Le sans-faute de Yui Sugawara
Incarnant avec acuité une Giselle qui n’aura jamais été aussi furieusement vivante que dans la mort, la soliste japonaise Yui Sugawara fait preuve de grande virtuosité en enchaînant les pas complexes d’équilibre précaire et les sauts étonnamment puissants pour son gabarit menu.
D’une légèreté presque vaporeuse, elle démontre une sensibilité aiguë, notamment à la finale du funeste premier acte.
Bien entendu, le personnage aurait pu se délester d’un iota de naïveté afin de mieux saillir aux mœurs contemporaines, la nymphette inoffensive et docile n’étant aujourd’hui pas plus au goût du jour qu’elle ne le fut en 1841; on excusera cet impair par souci du détail historique.
Mention spéciale, également, aux solistes masculins Célestin Boutin et Alessio Scognamiglio ayant exécuté avec aplomb les vigoureuses vrilles imaginées pour l’occasion par Ivan Cavallari.
Car le chorégraphe, qui a incarné tour à tour les rôles d’Hilarion et d’Albrecht au cours de sa carrière, souhaitait mettre davantage de l’avant la force brute des interprètes masculins dont les prouesses sur le plan technique, dans l’histoire du ballet romantique, ont trop souvent été mises de côté dans le but unique de faire briller la ballerine étoile.
Une scénographie épatante
Si certains ont reproché à cette reddition de nonchalamment se calquer à celle de 1841 sans égard au contexte contemporain, c’est plutôt une signature visuelle audacieuse sur le plan de la scénographie qui a ébloui l’auditoire.
Seuls quelques futaies jonchent la scène autrement dépouillée, mais élégamment ceinturée par un diaphane rideau de longilignes fils blancs animé par diverses projections reflétant à la fois le lieu et l’état moral de la protagoniste à la disposition fragile. La scène s’en trouve pour ainsi dire décloisonnée, ce qui favorise une fluidité d’entrée et de sortie des danseurs.
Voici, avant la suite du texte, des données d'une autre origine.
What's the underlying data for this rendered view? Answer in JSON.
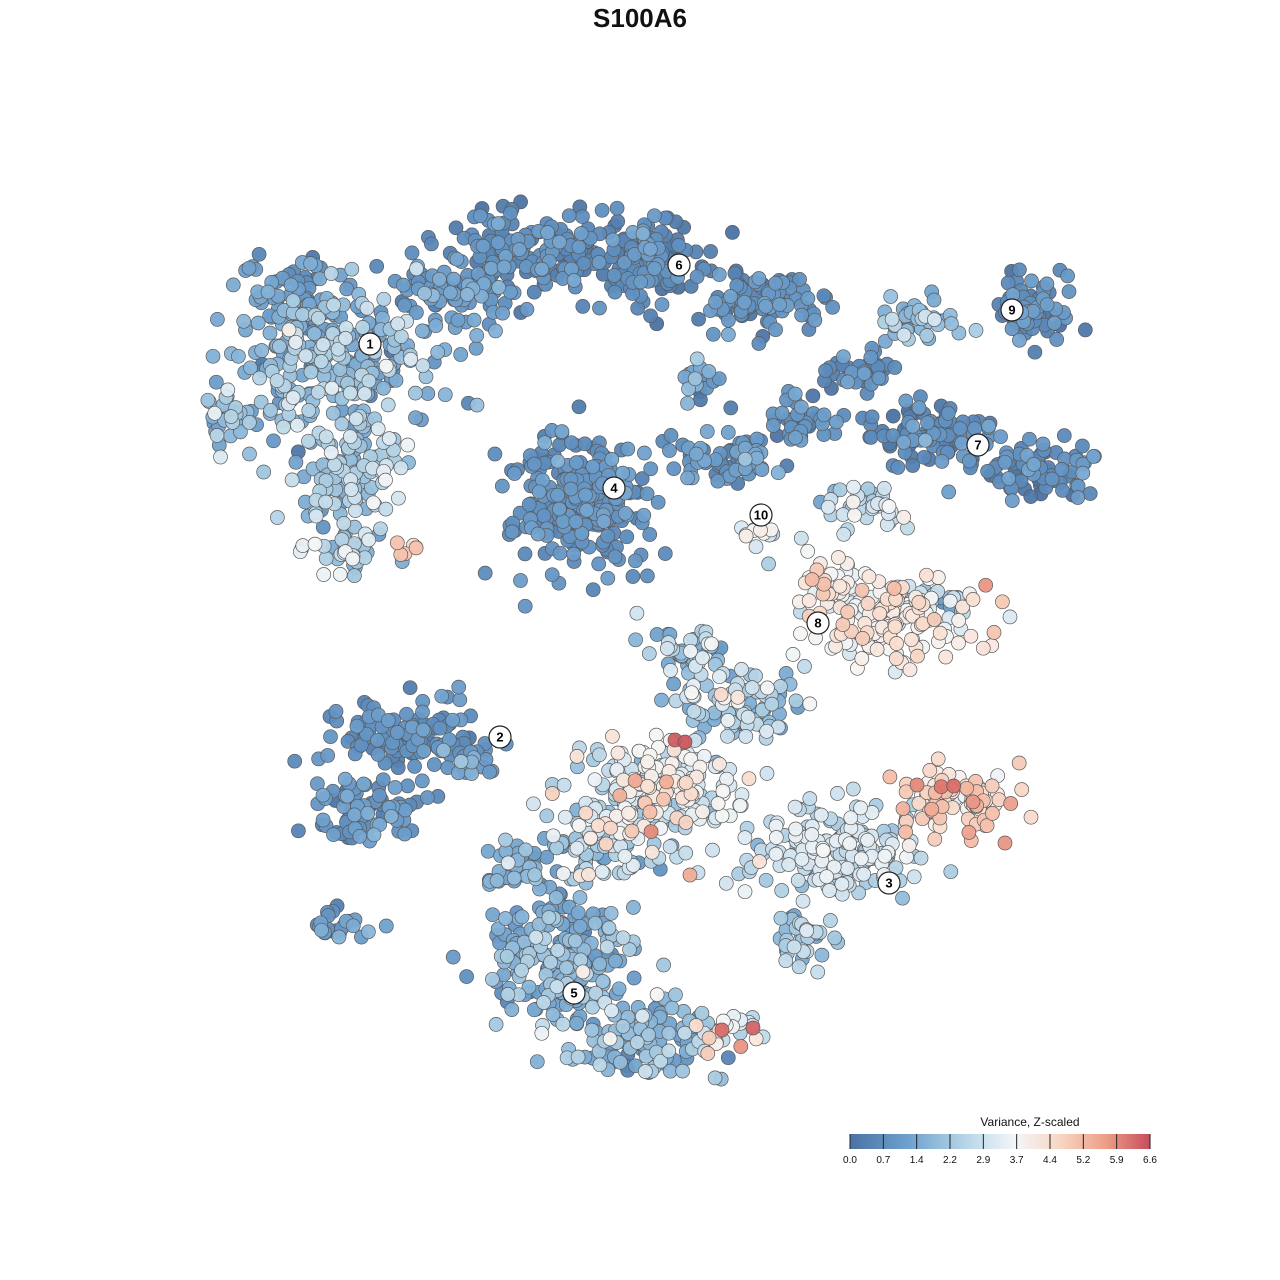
{
  "chart_data": {
    "type": "scatter",
    "title": "S100A6",
    "xlabel": "",
    "ylabel": "",
    "xlim": [
      0,
      1280
    ],
    "ylim": [
      0,
      1280
    ],
    "grid": false,
    "legend": {
      "title": "Variance, Z-scaled",
      "placement": "bottom-right",
      "ticks": [
        "0.0",
        "0.7",
        "1.4",
        "2.2",
        "2.9",
        "3.7",
        "4.4",
        "5.2",
        "5.9",
        "6.6"
      ],
      "range": [
        0,
        6.6
      ]
    },
    "colors": {
      "low": "#4a72a3",
      "mid_low": "#8fbddb",
      "mid": "#f4f6f8",
      "mid_high": "#f1b29a",
      "high": "#c84e5c",
      "outline": "#555555"
    },
    "clusters": [
      {
        "label": "1",
        "x": 370,
        "y": 344,
        "value": 1.8
      },
      {
        "label": "2",
        "x": 500,
        "y": 737,
        "value": 0.9
      },
      {
        "label": "3",
        "x": 889,
        "y": 883,
        "value": 3.0
      },
      {
        "label": "4",
        "x": 614,
        "y": 488,
        "value": 0.8
      },
      {
        "label": "5",
        "x": 574,
        "y": 993,
        "value": 1.9
      },
      {
        "label": "6",
        "x": 679,
        "y": 265,
        "value": 0.8
      },
      {
        "label": "7",
        "x": 978,
        "y": 445,
        "value": 0.7
      },
      {
        "label": "8",
        "x": 818,
        "y": 623,
        "value": 4.1
      },
      {
        "label": "9",
        "x": 1012,
        "y": 310,
        "value": 1.1
      },
      {
        "label": "10",
        "x": 761,
        "y": 515,
        "value": 3.3
      }
    ]
  }
}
Un choix sobre – bien que l’on soit encore loin des apparats minimalistes du théâtre contemporain – à l’opposé des décors trop souvent ostentatoires qui déroutent le regard de la performance des danseurs. Chapeau ici à Ivan Cavallari, dont les habiletés artistiques tant aux niveaux chorégraphiques que décoratifs continuent chaque fois de dépasser les attentes.
Vivement les prochains spectacles romantiques des Grands Ballets, en 2019-2020!